As canções do volume 1 não são apresentadas em ordem rigorosamente cronológica. Tanto que a narrativa biográfica do primeiro volume começa com O divã (Roberto Carlos e Erasmo Carlos), música confessional de 1972, e termina com o spiritual Jesus Cristo (Roberto Carlos e Erasmo Carlos), obra-prima religiosa do álbum de 1970.
Só que as canções são meros pretextos para que o biógrafo, partindo delas, reconte a vida de Roberto Carlos com exposição – esta, sim, cronológica – dos fatos marcantes da existência do cantor capixaba, do nascimento em 1941 na cidade de Cachoeiro de Itapemirim (ES) até 1970, ano em que Roberto conclui a transição da fase juvenil dos anos 1960 para o universo adulto da década seguinte, marcada por canções românticas, sensuais e/ou religiosas.
Nesse sentido, Roberto Carlos outra vez – Volume 1 – 1941 – 1970 supera, na forma, a estrutura do antecessor Roberto Carlos em detalhes, livro em que o autor dissecou o artista por temas, com capítulos dedicados a expor a relação do cantor com o sexo, o amor, a fé e a política, entre outros tópicos.
Há ganhos também no conteúdo. O ensaio que apresenta o livro e precede a narrativa biográfica – intitulado A canção do Roberto – já merece menção honrosa. Nesse ensaio, Paulo Cesar de Araújo defende com propriedade a singularidade da personalidade artística de Roberto Carlos com o argumento de que essa identidade foi moldada com influências do rock, da bossa nova e da canção sentimental brasileira que constitui em si um gênero musical que o autor chama de brega.
Do amálgama desses três estilos de música, germinados e/ou consolidados no Brasil ao longo dos anos 1950 e personificados para Roberto por Elvis Presley (1935 – 1977), João Gilberto (1931 – 2019) e Anísio Silva (1920 – 1989), respectivamente, criou-se a assinatura musical de Roberto Carlos, pessoal e intransferível, ainda que muitos tenham tentado imitar o cantor ao longo de carreira que já contabiliza 62 anos.
Roberto Carlos é alvo de uma segunda biografia não autorizada escrita por Paulo Cesar de Araújo
Reprodução / Capa do single 'A cor do amor'
Com 928 páginas e fotos alocadas entre os capítulos, o livro tem a longa narrativa da primeira parte encerrada com sentença lapidar de Ronaldo Bôscoli (1928 – 1994) – “Roberto Carlos é a contradição brasileira. É o único capaz de mandar tudo para o inferno e ser amigo de Jesus Cristo” – sobre o cantor para quem compôs algumas canções e, em parceria com Luiz Carlos Miele (1938 – 2015), criou shows e especiais.
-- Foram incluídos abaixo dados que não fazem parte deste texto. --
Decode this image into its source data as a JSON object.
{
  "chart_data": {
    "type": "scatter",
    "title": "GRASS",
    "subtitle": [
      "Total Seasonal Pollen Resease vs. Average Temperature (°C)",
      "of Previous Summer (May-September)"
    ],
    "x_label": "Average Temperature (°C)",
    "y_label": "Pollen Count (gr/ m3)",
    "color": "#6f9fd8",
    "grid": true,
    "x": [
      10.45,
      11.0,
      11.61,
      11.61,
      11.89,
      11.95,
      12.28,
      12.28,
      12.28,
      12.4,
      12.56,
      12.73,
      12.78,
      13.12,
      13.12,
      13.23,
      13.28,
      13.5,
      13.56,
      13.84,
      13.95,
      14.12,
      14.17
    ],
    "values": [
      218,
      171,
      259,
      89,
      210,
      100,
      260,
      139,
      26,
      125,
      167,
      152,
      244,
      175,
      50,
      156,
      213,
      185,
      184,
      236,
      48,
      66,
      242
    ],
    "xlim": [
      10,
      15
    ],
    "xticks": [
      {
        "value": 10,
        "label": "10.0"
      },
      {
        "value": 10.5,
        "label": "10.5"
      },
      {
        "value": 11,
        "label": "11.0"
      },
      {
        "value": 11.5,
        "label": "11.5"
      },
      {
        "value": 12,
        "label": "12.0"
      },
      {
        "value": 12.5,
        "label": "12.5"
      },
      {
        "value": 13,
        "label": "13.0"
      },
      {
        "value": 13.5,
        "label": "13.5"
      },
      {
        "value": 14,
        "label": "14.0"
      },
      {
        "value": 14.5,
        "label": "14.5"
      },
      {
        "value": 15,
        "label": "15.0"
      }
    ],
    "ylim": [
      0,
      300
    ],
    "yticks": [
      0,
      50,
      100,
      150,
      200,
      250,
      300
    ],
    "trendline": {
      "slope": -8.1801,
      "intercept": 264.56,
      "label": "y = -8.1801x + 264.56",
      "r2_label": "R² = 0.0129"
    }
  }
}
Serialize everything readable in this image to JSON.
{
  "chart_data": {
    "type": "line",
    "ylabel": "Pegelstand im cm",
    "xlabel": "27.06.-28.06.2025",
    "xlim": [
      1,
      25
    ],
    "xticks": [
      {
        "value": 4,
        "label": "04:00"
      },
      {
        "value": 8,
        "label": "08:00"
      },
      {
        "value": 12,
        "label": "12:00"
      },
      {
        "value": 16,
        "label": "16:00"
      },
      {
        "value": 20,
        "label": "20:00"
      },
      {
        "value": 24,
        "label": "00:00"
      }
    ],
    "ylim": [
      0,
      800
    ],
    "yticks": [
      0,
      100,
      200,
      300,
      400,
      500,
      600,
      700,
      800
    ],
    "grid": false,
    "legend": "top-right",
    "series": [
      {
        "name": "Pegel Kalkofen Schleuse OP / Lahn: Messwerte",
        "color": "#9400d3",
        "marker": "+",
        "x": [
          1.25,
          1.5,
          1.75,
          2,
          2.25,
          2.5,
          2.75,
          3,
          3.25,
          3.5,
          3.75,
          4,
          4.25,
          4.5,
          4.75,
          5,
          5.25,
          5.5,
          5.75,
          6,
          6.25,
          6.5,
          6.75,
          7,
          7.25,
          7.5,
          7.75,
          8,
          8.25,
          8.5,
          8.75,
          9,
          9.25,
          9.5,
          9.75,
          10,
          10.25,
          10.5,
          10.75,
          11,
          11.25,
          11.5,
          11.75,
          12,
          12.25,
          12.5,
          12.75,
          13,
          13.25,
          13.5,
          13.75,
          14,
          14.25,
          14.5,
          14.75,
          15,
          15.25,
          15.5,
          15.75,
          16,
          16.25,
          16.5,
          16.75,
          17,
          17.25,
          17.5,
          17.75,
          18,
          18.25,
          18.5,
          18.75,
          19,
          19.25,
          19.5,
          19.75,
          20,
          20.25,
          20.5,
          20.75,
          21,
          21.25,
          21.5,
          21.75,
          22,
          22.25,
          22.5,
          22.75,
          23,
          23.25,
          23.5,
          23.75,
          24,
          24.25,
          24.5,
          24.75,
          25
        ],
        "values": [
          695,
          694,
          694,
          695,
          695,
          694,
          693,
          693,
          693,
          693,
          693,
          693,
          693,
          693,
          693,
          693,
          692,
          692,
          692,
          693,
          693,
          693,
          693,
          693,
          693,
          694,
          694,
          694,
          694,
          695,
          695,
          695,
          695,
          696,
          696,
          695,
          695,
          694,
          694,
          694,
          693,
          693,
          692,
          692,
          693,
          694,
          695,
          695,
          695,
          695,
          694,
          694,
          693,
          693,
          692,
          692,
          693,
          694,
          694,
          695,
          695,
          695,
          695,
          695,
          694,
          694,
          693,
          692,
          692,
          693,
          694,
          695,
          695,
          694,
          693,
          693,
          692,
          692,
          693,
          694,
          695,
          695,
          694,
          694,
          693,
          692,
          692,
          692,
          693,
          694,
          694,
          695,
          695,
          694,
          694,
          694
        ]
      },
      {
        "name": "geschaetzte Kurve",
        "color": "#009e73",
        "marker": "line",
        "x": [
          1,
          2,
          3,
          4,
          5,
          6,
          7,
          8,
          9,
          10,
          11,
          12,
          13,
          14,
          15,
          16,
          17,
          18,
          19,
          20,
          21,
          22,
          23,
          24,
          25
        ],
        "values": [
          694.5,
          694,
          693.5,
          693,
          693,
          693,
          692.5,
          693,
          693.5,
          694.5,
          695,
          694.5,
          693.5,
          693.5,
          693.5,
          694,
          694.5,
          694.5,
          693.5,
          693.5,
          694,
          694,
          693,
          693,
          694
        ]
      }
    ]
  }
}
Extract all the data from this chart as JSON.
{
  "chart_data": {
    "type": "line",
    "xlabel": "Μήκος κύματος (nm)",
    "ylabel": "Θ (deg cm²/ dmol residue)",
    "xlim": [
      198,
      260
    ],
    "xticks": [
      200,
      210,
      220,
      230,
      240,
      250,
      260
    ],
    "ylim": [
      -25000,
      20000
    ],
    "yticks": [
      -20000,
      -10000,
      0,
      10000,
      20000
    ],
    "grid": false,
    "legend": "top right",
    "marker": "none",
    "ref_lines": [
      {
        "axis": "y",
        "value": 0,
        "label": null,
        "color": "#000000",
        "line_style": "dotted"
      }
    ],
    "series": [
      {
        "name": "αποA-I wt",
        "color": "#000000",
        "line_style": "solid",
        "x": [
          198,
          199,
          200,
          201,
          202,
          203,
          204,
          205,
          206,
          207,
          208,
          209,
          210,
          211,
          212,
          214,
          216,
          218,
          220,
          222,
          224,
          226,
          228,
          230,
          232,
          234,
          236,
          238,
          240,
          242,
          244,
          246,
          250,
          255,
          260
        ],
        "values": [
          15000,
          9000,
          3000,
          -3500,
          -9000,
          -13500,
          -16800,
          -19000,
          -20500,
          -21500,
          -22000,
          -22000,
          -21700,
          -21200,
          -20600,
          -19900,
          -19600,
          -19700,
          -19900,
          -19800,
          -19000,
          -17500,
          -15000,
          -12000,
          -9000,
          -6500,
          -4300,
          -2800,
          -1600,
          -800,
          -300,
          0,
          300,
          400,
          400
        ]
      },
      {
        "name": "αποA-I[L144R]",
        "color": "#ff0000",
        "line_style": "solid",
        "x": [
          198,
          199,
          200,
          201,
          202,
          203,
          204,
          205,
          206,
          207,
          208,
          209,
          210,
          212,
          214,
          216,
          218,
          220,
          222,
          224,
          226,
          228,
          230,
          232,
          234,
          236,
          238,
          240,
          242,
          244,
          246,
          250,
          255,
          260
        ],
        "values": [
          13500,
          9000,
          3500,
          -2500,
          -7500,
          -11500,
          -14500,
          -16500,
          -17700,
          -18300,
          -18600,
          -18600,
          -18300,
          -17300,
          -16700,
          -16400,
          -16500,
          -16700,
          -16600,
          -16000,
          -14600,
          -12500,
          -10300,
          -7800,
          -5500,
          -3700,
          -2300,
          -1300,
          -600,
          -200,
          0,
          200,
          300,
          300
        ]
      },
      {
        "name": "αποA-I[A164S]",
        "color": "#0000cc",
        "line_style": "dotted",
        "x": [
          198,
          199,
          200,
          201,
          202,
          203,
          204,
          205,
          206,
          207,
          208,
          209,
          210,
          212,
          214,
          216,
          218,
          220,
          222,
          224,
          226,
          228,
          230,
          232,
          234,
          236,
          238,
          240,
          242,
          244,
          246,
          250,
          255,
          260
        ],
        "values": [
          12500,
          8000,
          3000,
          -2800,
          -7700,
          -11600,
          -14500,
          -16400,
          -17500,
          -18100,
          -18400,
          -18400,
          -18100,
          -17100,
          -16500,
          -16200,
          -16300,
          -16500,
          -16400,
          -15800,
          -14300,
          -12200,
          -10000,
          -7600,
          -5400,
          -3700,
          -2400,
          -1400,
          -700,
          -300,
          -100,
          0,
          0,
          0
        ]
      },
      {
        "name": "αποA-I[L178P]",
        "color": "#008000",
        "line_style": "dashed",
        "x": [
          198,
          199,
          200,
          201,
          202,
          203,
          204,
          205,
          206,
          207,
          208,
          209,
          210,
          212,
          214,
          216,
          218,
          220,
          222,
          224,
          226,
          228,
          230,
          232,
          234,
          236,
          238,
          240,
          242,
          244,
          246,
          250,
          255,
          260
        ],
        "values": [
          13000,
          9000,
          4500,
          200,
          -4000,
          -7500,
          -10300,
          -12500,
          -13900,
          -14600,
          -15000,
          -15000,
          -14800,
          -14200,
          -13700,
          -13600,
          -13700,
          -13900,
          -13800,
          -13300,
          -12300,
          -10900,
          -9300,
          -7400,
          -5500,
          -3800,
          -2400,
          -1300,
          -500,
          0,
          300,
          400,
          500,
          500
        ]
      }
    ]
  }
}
Mesmo que cada capítulo detalhe a gênese de cada música, descortinando os bastidores das gravações de discos e produções de shows, Paulo Cesar de Araújo vai além ao biografar Roberto Carlos outra vez, procurando explicar a contradição de que falou Bôscoli.
Aparentemente sem temer novas represálias judiciais do artista biografado, o autor dedica o penúltimo capítulo, batizado com o nome da canção Ana (Roberto Carlos e Erasmo Carlos, 1970) ao enfatizar a personalidade controladora do artista em relação à própria imagem.
É quando Araújo conta que, em 1980, Roberto Carlos somente autorizou a emissora de TV SBT a reexibir o programa Quem tem medo da verdade? – atração sensacionalista da TV Record da qual o Rei foi o “réu” em edição exibida em fevereiro de 1970 – se pudesse cortar os trechos que ainda o incomodavam dez anos depois. E assim foi feito.
São detalhes de livro que, evidentemente, nada revela de realmente relevante para quem leu Roberto Carlos em detalhes porque, em essência, a história já está contada e, mesmo tendo sido eventualmente atualizada com fatos acontecidos ao longo dos últimos 15 anos, permanece substancialmente a mesma.
Contudo, cabe enfatizar, a maneira com que Paulo Cesar de Araújo reconta a história resulta mais sedutora do que a do livro de 2006 por estar mais próxima do formato cronológico das biografias tradicionais, sem tantas idas e vindas no tempo.
Acima de tudo, mesmo que o autor aponte idiossincrasias do biografado, fica nítido mais uma vez como é grande o amor de Paulo Cesar de Araújo por Roberto Carlos.